Monday, April 30, 2012

Administration Releases 10-Year Global Change Research Plan

Apr 27: The Obama Administration released a 10-year strategic plan for research related to global change, identifying priorities that will help state and local governments, businesses, and communities prepare for anticipated changes in the global environment, including climate change, in the decades ahead. The Plan -- released by the U.S. Global Change Research Program (USGCRP), which for more than 20 years has coordinated Federal global change research -- was developed collaboratively by more than 100 Federal scientists. It reflects extensive inputs from stakeholders and the general public, as well as a detailed review by the National Research Council, chartered by Congress to provide independent expert advice to the Nation. The Plan will be implemented through the USGCRP and the 13 Federal departments and agencies it represents. 

    Tom Armstrong, Executive Director of the USGCRP said, "Human actions are altering the atmosphere, the land, and our oceans, placing new pressures on the Earth's ecosystems and threatening the health and economic welfare of our Nation and the world. High-quality and well-coordinated research is essential if we are to better understand and predict future changes, develop strategies to minimize our vulnerabilities, and adapt to changes that can't be avoided."

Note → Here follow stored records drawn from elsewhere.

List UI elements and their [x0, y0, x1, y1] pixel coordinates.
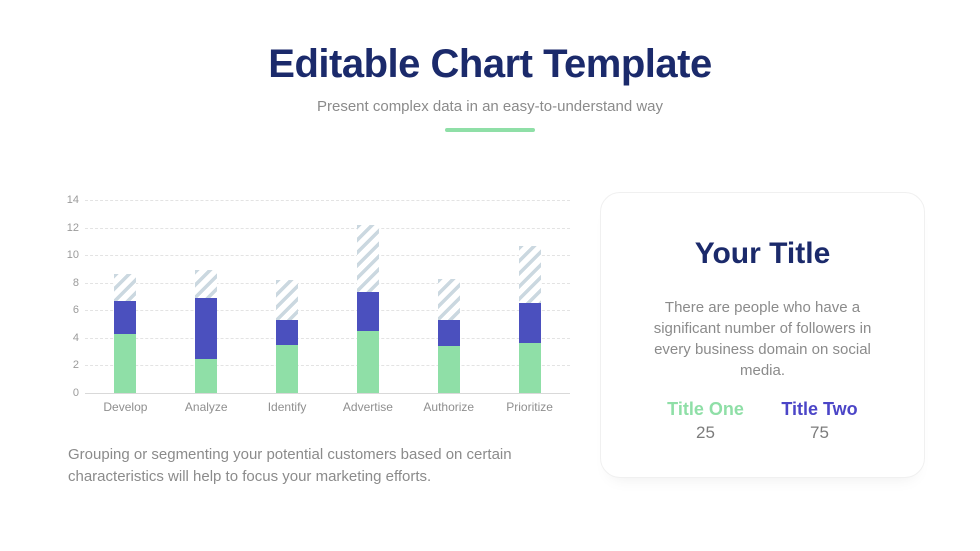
bar-segment-hatched-forecast: [518, 245, 541, 304]
bar-segment-solid-purple: [195, 297, 218, 359]
stat-one: Title One 25: [655, 399, 757, 443]
x-tick-label: Identify: [267, 400, 307, 414]
stat-two-label: Title Two: [781, 399, 858, 419]
gridline: [85, 200, 570, 201]
bar-segment-hatched-forecast: [195, 270, 218, 298]
accent-divider: [445, 128, 535, 132]
bar-segment-solid-purple: [114, 300, 137, 334]
x-axis-line: [85, 393, 570, 394]
bar-segment-hatched-forecast: [114, 274, 137, 301]
gridline: [85, 227, 570, 229]
stats-row: Title One 25 Title Two 75: [601, 399, 924, 443]
stat-one-value: 25: [696, 423, 715, 442]
y-tick-label: 0: [72, 387, 79, 399]
x-tick-label: Advertise: [342, 400, 393, 414]
x-axis-labels: Develop Analyze Identify Advertise Authorize…: [85, 393, 570, 415]
card-body-text: There are people who have a significant …: [653, 299, 872, 379]
stat-one-label: Title One: [667, 399, 744, 419]
gridline: [85, 310, 570, 312]
y-tick-label: 14: [66, 194, 79, 206]
x-tick-label: Analyze: [184, 400, 228, 414]
bar-segment-solid-purple: [518, 303, 541, 344]
y-tick-label: 10: [66, 249, 79, 262]
x-tick-label: Prioritize: [506, 400, 553, 414]
bar-segment-solid-purple: [437, 319, 460, 347]
page-subtitle: Present complex data in an easy-to-under…: [316, 98, 664, 115]
x-tick-label: Develop: [103, 400, 148, 414]
bar-segment-solid-purple: [356, 292, 379, 331]
y-tick-label: 12: [66, 221, 79, 234]
y-tick-label: 2: [72, 359, 79, 372]
bar-segment-hatched-forecast: [437, 278, 460, 320]
bar-segment-solid-green: [518, 343, 541, 393]
card-title: Your Title: [694, 237, 831, 270]
info-card: Your Title There are people who have a s…: [600, 192, 925, 478]
gridline: [85, 255, 570, 257]
y-tick-label: 4: [72, 331, 79, 344]
stat-two: Title Two 75: [769, 399, 871, 443]
y-tick-label: 8: [72, 276, 79, 289]
bar-segment-solid-purple: [276, 319, 299, 345]
bar-segment-solid-green: [437, 346, 460, 393]
bar-segment-solid-green: [356, 330, 379, 393]
bar-segment-solid-green: [114, 333, 137, 393]
gridline: [85, 282, 570, 284]
bar-segment-hatched-forecast: [276, 279, 299, 320]
bar-segment-solid-green: [195, 358, 218, 393]
stacked-bar-chart: 0 2 4 6 8 10 12 14 Develop Analyze Identify Advert…: [59, 194, 570, 414]
bar-segment-solid-green: [276, 344, 299, 393]
bar-chart-plot: [85, 200, 570, 394]
bar-segment-hatched-forecast: [356, 224, 379, 293]
page-title: Editable Chart Template: [268, 42, 712, 86]
gridline: [85, 365, 570, 367]
y-tick-label: 6: [72, 304, 79, 317]
x-tick-label: Authorize: [423, 400, 475, 414]
stat-two-value: 75: [810, 423, 829, 442]
chart-caption: Grouping or segmenting your potential cu…: [68, 446, 512, 485]
y-axis-labels: 0 2 4 6 8 10 12 14: [59, 194, 79, 399]
gridline: [85, 337, 570, 339]
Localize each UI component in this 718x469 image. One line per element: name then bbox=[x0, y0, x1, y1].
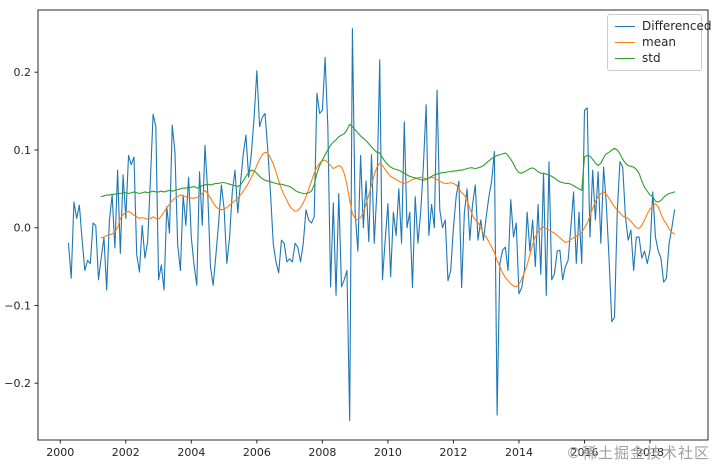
legend-entry-mean: mean bbox=[615, 36, 693, 49]
series-line-mean bbox=[100, 151, 676, 288]
legend-line-swatch-mean bbox=[615, 42, 635, 43]
x-tick-label: 2004 bbox=[177, 446, 205, 459]
watermark: ©稀土掘金技术社区 bbox=[566, 444, 711, 462]
legend-line-swatch-differenced bbox=[615, 26, 635, 27]
y-tick-label: 0.0 bbox=[14, 222, 32, 235]
x-tick-label: 2010 bbox=[374, 446, 402, 459]
x-tick-label: 2014 bbox=[505, 446, 533, 459]
x-tick-label: 2018 bbox=[636, 446, 664, 459]
x-tick-label: 2008 bbox=[308, 446, 336, 459]
x-tick-label: 2006 bbox=[243, 446, 271, 459]
y-tick-label: −0.2 bbox=[4, 377, 31, 390]
legend-entry-std: std bbox=[615, 52, 693, 65]
x-tick-label: 2012 bbox=[439, 446, 467, 459]
legend-line-swatch-std bbox=[615, 58, 635, 59]
series-line-std bbox=[100, 123, 676, 203]
legend-label-mean: mean bbox=[642, 35, 677, 49]
x-tick-label: 2016 bbox=[570, 446, 598, 459]
axes-spines bbox=[37, 9, 709, 441]
y-tick-label: −0.1 bbox=[4, 299, 31, 312]
legend-entry-differenced: Differenced bbox=[615, 20, 711, 33]
legend-label-differenced: Differenced bbox=[642, 19, 712, 33]
y-tick-label: 0.2 bbox=[14, 66, 32, 79]
x-tick-label: 2000 bbox=[46, 446, 74, 459]
legend: Differenced mean std bbox=[607, 14, 711, 71]
series-line-differenced bbox=[67, 28, 676, 422]
y-tick-label: 0.1 bbox=[14, 144, 32, 157]
x-tick-label: 2002 bbox=[112, 446, 140, 459]
legend-label-std: std bbox=[642, 51, 661, 65]
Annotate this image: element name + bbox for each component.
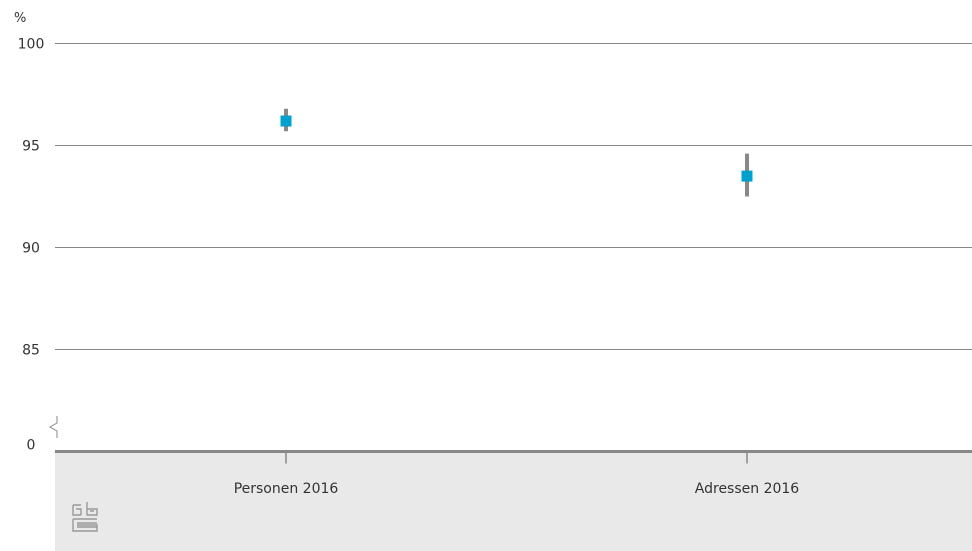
- y-tick-label: 95: [22, 139, 40, 155]
- x-ticks: [285, 453, 748, 464]
- y-unit-label: %: [14, 11, 26, 26]
- data-point: [280, 115, 292, 127]
- y-tick-label: 100: [18, 37, 45, 53]
- grid-lines: [55, 43, 972, 350]
- data-point: [741, 170, 753, 182]
- y-tick-label: 85: [22, 343, 40, 359]
- y-tick-label: 90: [22, 241, 40, 257]
- category-labels: Personen 2016 Adressen 2016: [234, 481, 800, 497]
- axis-break-icon: [48, 416, 58, 438]
- category-label: Personen 2016: [234, 481, 339, 497]
- y-tick-labels: 0 85 90 95 100: [18, 37, 45, 454]
- category-label: Adressen 2016: [695, 481, 800, 497]
- y-tick-label: 0: [27, 438, 36, 454]
- category-band: [55, 452, 972, 551]
- cbs-logo-icon: [72, 502, 98, 532]
- data-points: [280, 108, 753, 197]
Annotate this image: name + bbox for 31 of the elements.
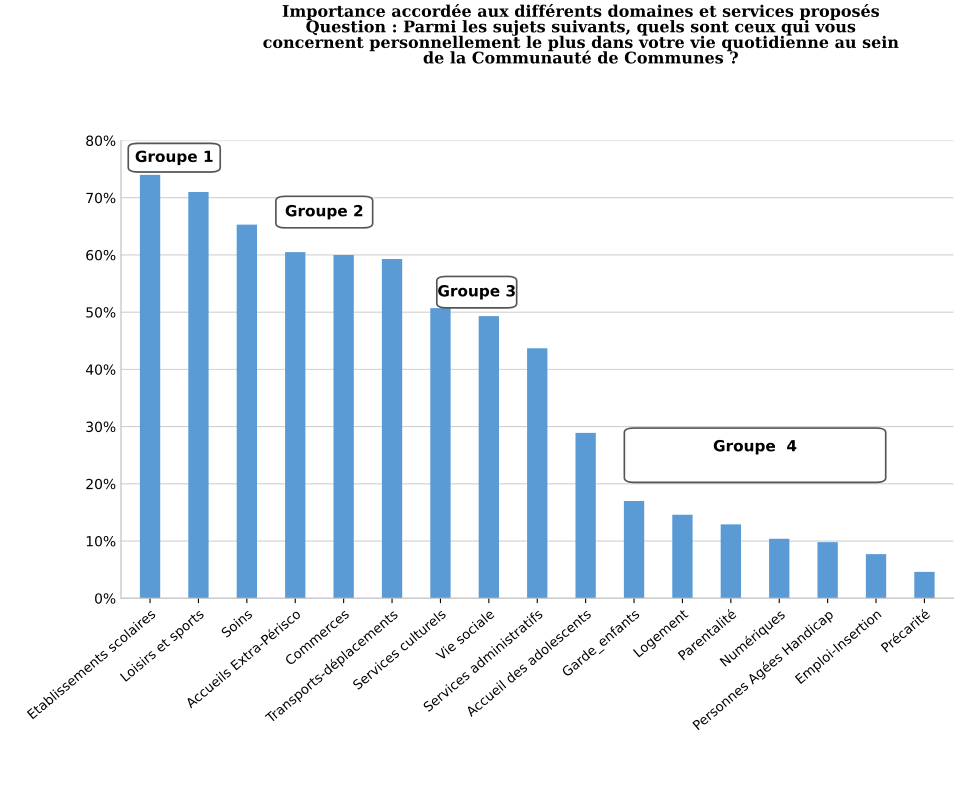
annotation: Groupe 3 [438,285,515,300]
bar [140,174,160,598]
bar [720,524,742,598]
y-tick-label: 20% [86,478,116,490]
y-tick-label: 60% [86,250,116,260]
y-tick-label: 80% [86,135,116,146]
y-tick-label: 70% [86,192,116,204]
bar [866,554,886,598]
bar [430,308,451,598]
y-tick-label: 50% [86,307,116,318]
bar [478,316,500,598]
annotation: Groupe 2 [286,204,362,220]
annotation: Groupe 1 [136,150,213,166]
bar [914,572,935,598]
annotation: Groupe 4 [714,440,796,454]
y-tick-label: 30% [86,422,116,432]
bar [624,500,644,598]
bar [382,258,402,598]
y-tick-label: 0% [95,593,116,604]
chart-title: Importance accordée aux différents domaines et services proposés Question : Parmi les sujets suivants, quels sont ceux qui vous concernent personnellement le plus dans votre vie quotidienne au sein de la Communauté de Communes ? [263,4,899,64]
y-tick-label: 10% [86,536,116,546]
bar [188,192,209,598]
bar [285,252,306,598]
bar [769,538,790,598]
bar [527,348,548,598]
bar [817,542,838,598]
y-tick-label: 40% [86,364,116,375]
bar [333,254,354,598]
bar [236,224,258,598]
bar [575,432,596,598]
bar [672,514,693,598]
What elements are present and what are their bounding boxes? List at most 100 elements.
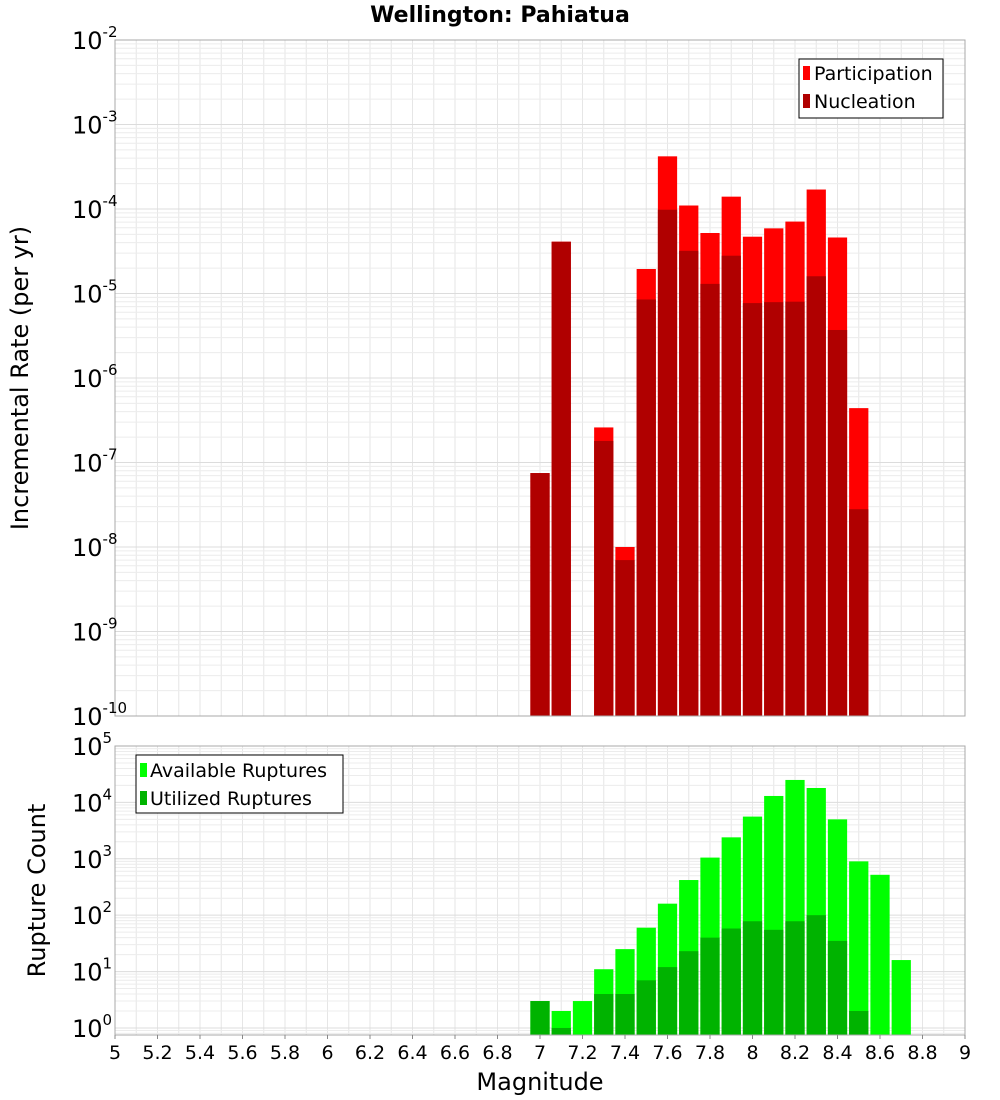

    Federal research under the USGCRP has for two decades focused largely on detailed documentation of specific environmental changes by satellite and other Earth-observing technologies and the development of sophisticated computer models of the Earth's climate system to predict how such changes will manifest in the near-term. In the ten years going forward that emphasis will expand to incorporate the complex dynamics of ecosystems and human social-economic activities and how those factors influence global change. By including these added dimensions, USGCRP-sponsored research will generate information of unprecedented practical use to decision-makers in a wide range of sectors including agriculture, municipal planning, and public works.  

    Armstrong said, "It is no longer enough to study the isolated physical, chemical, and biological factors affecting global change. Advanced computing technologies and methods now allow us to integrate insights from those disciplines and add important information from the ecological, social, and economic sciences. This new capacity will deepen our understanding of global change processes and help planners in realms as diverse as storm water management, agriculture, and natural resources management."

    The Strategic Plan describes four key goals for the USGCRP during 2012 – 2021:

  • Advance Science: Advance scientific knowledge of the integrated natural and human components of the Earth system, drawing upon physical, chemical, biological, ecological, and behavioral sciences.
  • Inform Decisions: Provide the scientific basis to inform and enable timely decisions on adaptation to and mitigation of global change.
  • Conduct Sustained Assessments: Build a sustained assessment capacity that improves the Nation's ability to understand, anticipate, and respond to global change impacts and vulnerabilities.
  • Communicate and Educate: Broaden public understanding of global change and support the development of a scientific workforce skilled in Earth-system sciences.

    Work towards these goals will help the fulfill its Congressional mandate to "assist the Nation and the world to understand, assess, predict, and respond to human-induced and natural processes of global change," as called for in the Global Change Research Act of 1990. To achieve these goals, USGCRP is developing an implementation strategy that will draw in part upon its expertise in conducting National Climate Assessments -- broad assessments of global change impacts across U.S. economic sectors, the latest of which is currently under development. In combination with USGCRP's expanding communication and education activities, the new scientific findings and decision-support tools expected to emerge from the Strategic Plan will empower a broad range of stakeholders to make more informed and effective decisions as they prepare for and respond to the many dimensions of global change.